Il faut dire que le groupe servait des ingrédients qui allaient forcément attirer l'attention. Entre un parti pris artistico-économique tordu ( à l'achat du premier EP ultra-limité, vous receviez un foulard marqué de l'emblème du combo qui faisait office d'accès aux concerts...), un patronyme volontairement provocateur ( World Unite : Lucifer Youth Fundation ), une voix criée-chantée sur tout le disque et un enregistrement cryptique dans les caves d'une église désaffectée, fort est de constater que tout cela sortait un peu du commun. Réelle démarche artistique ou vil plan marketing ? On en sait rien, mis à part que l'album est sorti de manière auto-produite (mais cependant mondiale...) cependant il serait bon de préciser que je m'en cogne au plus haut point. L'important, c'est que la musique soit bonne comme dirait cet enfoiré de Jean-Jacques...
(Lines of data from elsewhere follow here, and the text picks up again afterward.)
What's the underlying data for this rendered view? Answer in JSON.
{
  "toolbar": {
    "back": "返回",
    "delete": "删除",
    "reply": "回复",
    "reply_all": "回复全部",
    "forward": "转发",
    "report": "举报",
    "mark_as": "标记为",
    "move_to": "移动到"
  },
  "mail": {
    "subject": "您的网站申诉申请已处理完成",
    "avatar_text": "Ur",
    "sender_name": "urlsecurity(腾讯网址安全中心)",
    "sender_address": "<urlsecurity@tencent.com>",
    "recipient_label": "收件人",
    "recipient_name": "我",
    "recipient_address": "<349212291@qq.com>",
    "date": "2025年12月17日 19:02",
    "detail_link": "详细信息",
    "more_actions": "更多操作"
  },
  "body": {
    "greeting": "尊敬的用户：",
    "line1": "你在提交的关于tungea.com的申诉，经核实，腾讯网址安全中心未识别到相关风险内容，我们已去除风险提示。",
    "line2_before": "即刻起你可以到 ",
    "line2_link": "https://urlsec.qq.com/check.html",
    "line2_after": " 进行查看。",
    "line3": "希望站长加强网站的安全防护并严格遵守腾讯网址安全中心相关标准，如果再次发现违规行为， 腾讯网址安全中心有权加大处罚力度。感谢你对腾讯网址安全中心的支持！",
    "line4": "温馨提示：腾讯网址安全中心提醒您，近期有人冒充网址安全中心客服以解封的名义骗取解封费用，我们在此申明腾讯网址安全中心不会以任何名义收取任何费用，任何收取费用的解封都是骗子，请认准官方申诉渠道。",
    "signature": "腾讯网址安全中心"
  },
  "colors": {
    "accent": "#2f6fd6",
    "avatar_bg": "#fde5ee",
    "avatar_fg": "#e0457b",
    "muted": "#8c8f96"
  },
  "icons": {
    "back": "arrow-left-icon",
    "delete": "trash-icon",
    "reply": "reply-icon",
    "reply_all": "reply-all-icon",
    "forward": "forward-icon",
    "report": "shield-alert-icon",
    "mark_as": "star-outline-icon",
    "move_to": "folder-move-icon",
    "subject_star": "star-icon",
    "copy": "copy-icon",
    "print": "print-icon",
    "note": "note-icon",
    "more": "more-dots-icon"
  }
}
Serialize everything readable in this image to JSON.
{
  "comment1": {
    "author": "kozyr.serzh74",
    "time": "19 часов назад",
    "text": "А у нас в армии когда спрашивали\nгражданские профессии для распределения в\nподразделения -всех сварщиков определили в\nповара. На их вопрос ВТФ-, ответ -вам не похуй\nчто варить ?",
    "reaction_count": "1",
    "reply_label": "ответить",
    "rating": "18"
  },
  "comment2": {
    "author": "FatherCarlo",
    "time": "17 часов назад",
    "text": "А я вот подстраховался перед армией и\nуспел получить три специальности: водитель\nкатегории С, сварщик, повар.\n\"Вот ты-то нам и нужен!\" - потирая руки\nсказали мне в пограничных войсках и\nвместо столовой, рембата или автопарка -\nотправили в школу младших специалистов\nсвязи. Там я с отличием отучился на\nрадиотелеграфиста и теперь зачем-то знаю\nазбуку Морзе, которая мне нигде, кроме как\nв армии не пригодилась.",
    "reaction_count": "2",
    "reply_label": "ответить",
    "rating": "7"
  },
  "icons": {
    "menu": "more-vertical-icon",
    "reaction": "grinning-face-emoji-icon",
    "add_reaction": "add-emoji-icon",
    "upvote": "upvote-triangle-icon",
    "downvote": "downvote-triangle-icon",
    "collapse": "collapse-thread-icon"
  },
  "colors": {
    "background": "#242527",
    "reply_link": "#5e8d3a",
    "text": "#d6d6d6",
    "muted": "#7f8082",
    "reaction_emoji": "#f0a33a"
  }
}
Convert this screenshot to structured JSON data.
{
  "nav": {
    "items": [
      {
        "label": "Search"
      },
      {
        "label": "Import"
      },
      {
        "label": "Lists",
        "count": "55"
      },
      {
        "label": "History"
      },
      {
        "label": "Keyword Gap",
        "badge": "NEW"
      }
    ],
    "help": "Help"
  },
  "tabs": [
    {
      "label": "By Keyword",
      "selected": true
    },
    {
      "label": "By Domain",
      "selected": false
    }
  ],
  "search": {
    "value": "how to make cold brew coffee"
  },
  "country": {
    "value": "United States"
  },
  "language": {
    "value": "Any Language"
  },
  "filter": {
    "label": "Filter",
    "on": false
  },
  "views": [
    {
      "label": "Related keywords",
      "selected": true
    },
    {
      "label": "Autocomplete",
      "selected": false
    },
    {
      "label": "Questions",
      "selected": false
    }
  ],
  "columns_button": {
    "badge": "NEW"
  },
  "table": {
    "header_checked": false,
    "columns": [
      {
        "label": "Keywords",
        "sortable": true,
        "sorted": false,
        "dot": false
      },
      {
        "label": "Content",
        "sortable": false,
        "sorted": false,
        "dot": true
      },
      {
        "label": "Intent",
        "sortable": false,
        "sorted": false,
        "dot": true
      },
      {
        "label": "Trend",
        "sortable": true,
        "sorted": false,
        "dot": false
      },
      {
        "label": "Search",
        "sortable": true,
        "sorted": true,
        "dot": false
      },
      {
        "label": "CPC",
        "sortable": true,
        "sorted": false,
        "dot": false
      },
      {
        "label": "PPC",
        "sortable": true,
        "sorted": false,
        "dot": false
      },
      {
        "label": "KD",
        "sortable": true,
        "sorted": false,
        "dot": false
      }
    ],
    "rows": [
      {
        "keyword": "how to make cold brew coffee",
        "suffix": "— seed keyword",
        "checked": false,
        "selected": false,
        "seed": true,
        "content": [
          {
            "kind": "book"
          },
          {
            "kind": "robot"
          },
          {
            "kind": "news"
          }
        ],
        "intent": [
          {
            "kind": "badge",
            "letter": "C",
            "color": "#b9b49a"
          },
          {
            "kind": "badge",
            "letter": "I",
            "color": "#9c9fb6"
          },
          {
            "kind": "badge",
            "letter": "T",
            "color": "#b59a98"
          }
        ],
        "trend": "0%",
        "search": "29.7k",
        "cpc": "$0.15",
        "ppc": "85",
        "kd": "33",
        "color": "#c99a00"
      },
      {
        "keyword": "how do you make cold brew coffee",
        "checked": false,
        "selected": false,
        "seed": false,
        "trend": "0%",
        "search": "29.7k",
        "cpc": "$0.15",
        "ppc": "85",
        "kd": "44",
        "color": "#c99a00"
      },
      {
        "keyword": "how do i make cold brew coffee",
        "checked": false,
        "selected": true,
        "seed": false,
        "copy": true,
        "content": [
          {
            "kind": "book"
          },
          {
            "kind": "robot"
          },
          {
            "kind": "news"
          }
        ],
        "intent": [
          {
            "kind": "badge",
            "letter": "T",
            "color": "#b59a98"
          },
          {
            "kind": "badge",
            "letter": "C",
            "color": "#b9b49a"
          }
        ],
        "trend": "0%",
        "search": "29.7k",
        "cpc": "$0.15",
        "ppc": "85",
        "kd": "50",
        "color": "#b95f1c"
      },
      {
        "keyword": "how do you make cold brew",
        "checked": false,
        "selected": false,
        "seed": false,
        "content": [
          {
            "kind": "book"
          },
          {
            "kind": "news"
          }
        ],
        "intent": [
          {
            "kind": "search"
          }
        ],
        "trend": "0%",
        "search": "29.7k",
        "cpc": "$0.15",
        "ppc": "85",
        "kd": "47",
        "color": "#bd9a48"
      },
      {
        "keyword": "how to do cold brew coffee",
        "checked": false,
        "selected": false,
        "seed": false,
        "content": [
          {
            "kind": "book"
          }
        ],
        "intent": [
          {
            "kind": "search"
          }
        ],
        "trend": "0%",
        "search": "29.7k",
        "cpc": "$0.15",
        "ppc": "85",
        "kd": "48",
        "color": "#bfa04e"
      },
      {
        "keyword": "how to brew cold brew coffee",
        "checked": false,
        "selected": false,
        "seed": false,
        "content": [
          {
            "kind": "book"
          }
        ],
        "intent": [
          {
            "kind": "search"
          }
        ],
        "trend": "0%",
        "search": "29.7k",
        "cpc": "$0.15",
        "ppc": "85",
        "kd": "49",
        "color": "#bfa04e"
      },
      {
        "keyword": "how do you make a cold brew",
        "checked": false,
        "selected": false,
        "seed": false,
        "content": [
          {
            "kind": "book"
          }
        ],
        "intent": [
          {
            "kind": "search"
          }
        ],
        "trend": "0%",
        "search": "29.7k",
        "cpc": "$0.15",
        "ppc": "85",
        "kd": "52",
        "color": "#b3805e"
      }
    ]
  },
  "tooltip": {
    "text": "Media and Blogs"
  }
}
Derrière cette esthétique « Brandissez fourches, allumez torches ! On est tous masqués et ça va chier », Wu Lyf est un quator de mômes à peine sortis de l'adolescence, embonpoint et acnés inclus dans la formule. Ce qui frappe de prime abord, c'est la maturité impressionnante qui ressort de ces gamins de dix-sept ans. La capacité à toucher, à émouvoir tout en ressortant en filigrane la vanité de notre pauvre jeunesse est bel et bien présente. « Such a sad puppy dog » n'hésite pas à taper dans les bonnes vieilles guitares aériennes et dans les rythmiques martiales pour proposer une ambiance désespérée et accentuée par cet orgue tristounet. Le clavier du seigneur donc, un premier point qui démarquera Wu Lyf de ses compatriotes puisqu'il est autant utilisé comme élément mélodique que comme nappe de fond. Une bien belle idée qui permet d'apporter une vision solennelle, mystique et amenant valeur d'hymne aux compositions.
De même, pour de l'indie-rock, la production est tout de même relativement écorchée et taillée dans le vif. Une résonance sur la caisse claire qu'on devine naturelle et des guitares au grain imprécis : voilà la clef du succès des musiciens qui ont bien compris que le son pré-mâché par la grande industrie musicale n'est pas forcément un bon point pour forger la personnalité d'un disque. Si on pourrait au final rapprocher certains passages de groupes comme Foals (« Summas Bliss ») ou encore des pontes du Post-rock, la formation sait calibrer ses parties pour qu'elles sonnent d'une manière différente. Une manière plus désespérée, plus organique qui oublie la fête et l'insouciance pour se concentrer sur une tristesse palpable et ancrée dans la chaire à la manière d'une blessure dont on ne guérit pas. Dans une sphère où les groupes donnent souvent l'impression d'être de joyeux lurons à la limite de la crétinerie volontaire, « Go tell fire to the mountain » montre que même s'il est capable de laisser exploser sa jeunesse (« Spitting Blood »), il sait également porter à bout de bras une ambiance à la limite de la dépression chronique (« Concrete Gold »). Ce petit côté Yucadi-Yucada-la-tête-dans-le-Valium donne incontestablement son charme au disque qui dépasse systématiquement l'aspect superficiel grâce à ce petit trait de caractère.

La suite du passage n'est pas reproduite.